Yes, life is better after 50 in many ways, but in a group setting, we may not have the Moxy to jump in as we did when all young and flirty. And overall that’s a good thing—a little reserve goes a long way towards being both comfortable and comfortably accepted. In my groups—mostly folks in their seventies and eighties—conversations about politics, the state of the world, cultural experiences and, of course, health take center stage. Jokes and humor in general happen one-on-one in the wings if at all.

I miss the jokes that used to go around the dinner table, especially if there was someone particularly good at telling them. The teller had to know he/she was good—at timing delivery, voice projection, an accent if called for, and most important not forgetting the punchline.

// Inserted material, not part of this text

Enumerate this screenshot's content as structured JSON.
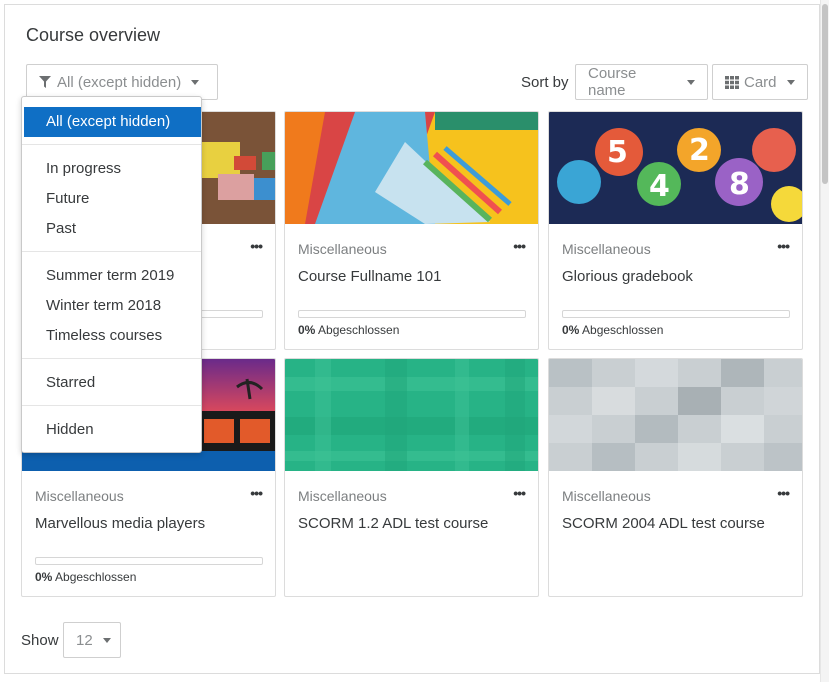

But you needed Moxy to preside like that, which is probably why jokes at the dinner table were BF50. There’s no question, the lightness of humor makes you happy and makes for terrific interaction in a dinner party. Having a good time never goes out of style and is what we all want at party-time (notwithstanding that making dinners are replaced by dinner reservations—play dates for grown-ups.)

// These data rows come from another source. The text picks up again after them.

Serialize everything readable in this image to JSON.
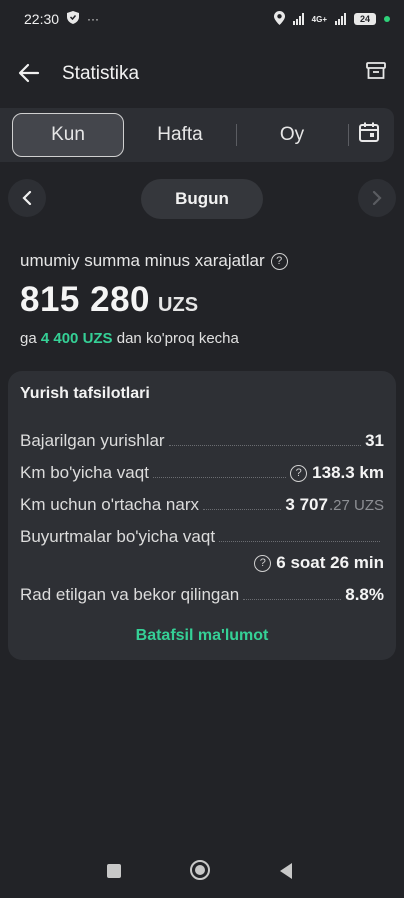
{
  "status_bar": {
    "time": "22:30",
    "network": "4G+",
    "battery": "24",
    "icons": [
      "shield-icon",
      "more-dots-icon",
      "location-icon",
      "signal-icon",
      "battery-icon"
    ]
  },
  "header": {
    "title": "Statistika",
    "back_icon": "arrow-left-icon",
    "archive_icon": "archive-icon"
  },
  "period_tabs": {
    "selected": "Kun",
    "tabs": [
      {
        "label": "Kun"
      },
      {
        "label": "Hafta"
      },
      {
        "label": "Oy"
      }
    ],
    "calendar_icon": "calendar-icon"
  },
  "date_nav": {
    "current": "Bugun",
    "prev_icon": "chevron-left-icon",
    "next_icon": "chevron-right-icon"
  },
  "summary": {
    "label": "umumiy summa minus xarajatlar",
    "amount": "815 280",
    "currency": "UZS",
    "compare_prefix": "ga",
    "compare_value": "4 400 UZS",
    "compare_suffix": "dan ko'proq kecha"
  },
  "details": {
    "title": "Yurish tafsilotlari",
    "rows": [
      {
        "label": "Bajarilgan yurishlar",
        "value": "31"
      },
      {
        "label": "Km bo'yicha vaqt",
        "value": "138.3 km"
      },
      {
        "label": "Km uchun o'rtacha narx",
        "value_main": "3 707",
        "value_frac": ".27 UZS"
      },
      {
        "label": "Buyurtmalar bo'yicha vaqt",
        "value": "6 soat 26 min"
      },
      {
        "label": "Rad etilgan va bekor qilingan",
        "value": "8.8%"
      }
    ],
    "more_link": "Batafsil ma'lumot"
  },
  "colors": {
    "background": "#222327",
    "card": "#2e3035",
    "accent_green": "#35d096"
  }
}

A few days ago, having bought a sizable chicken to roast, I decided to invite friends who live nearby to join my partner and me for dinner. This is a couple living together for more than forty years, ardently on the opposite side of politics but adoring each other nonetheless. They watch TV in separate rooms when politics and football is on, screams searing through the rooms as they shout at their screens, but they sleep in the same bed.

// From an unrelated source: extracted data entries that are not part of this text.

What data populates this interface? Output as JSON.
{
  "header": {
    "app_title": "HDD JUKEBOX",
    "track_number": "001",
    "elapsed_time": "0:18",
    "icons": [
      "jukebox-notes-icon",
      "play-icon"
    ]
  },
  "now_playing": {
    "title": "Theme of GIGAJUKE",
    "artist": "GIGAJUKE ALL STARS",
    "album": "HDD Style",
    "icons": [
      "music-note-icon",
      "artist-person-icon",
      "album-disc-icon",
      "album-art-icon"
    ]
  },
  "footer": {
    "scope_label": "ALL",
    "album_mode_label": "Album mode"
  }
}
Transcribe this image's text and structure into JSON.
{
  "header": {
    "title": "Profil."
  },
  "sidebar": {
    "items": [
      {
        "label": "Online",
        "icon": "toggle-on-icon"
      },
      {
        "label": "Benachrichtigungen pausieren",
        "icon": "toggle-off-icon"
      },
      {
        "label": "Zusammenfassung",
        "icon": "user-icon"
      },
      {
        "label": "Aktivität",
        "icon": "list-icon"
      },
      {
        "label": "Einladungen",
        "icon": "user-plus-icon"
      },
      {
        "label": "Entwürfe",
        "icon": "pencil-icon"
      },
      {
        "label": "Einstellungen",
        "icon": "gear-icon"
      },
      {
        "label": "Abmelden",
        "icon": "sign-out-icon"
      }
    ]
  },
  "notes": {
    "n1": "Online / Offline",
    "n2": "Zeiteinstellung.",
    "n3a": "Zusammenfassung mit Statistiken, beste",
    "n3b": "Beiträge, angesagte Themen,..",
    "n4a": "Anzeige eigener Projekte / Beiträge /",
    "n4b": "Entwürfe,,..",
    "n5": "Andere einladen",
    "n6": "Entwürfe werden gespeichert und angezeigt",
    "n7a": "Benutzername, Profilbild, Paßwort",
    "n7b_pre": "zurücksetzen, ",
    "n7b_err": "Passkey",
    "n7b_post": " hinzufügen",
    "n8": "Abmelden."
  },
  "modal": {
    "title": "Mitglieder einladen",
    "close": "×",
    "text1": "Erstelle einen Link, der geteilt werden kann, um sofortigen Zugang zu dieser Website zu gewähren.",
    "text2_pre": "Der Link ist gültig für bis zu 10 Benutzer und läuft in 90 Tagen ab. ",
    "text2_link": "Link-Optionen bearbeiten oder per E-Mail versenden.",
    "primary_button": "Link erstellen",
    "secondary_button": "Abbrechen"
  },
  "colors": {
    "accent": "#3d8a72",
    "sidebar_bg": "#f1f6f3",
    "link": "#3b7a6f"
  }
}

At any rate, conversations about politics and even world events off the table, and loving jokes but dropping every punch line like a sledge hammer, I decided to wrap my dinner party around game-playing. If you have never played Chinese Checkers you might consider getting a set. Though the hang of the game is mastered in three seconds, it is mentally challenging (happily not too much) and lots of fun. Players are from two to six, so anyone can opt out and not spoil it for others. Each player chooses a color. The competition grows as each player tries to get to the opposite side of the board by moving their pins a single step or jumping others, yet opportunities for praise are bountiful. When a player makes double, triple or quadruple jumps in a single play, high praise is forthcoming. This allowed me, having rebuked my mate for helping not a whit in prep for the party, to make amends when he scored a triple play. Our guests, meanwhile, came in first and second, making us all happy, not thinking any longer that the chicken was kind of dry left in the oven too long.

There doesn’t seem to be anything Chinese about those checkers. Maybe its lessons are wisdom from Confucius. There are other fun grown-up-play-date games; my daughter, Jennifer, likes Banana Gram. I’m including a game at my next dinner party served between dinner and desert. If guests don’t leave as winners at least they’ll have a sugar high.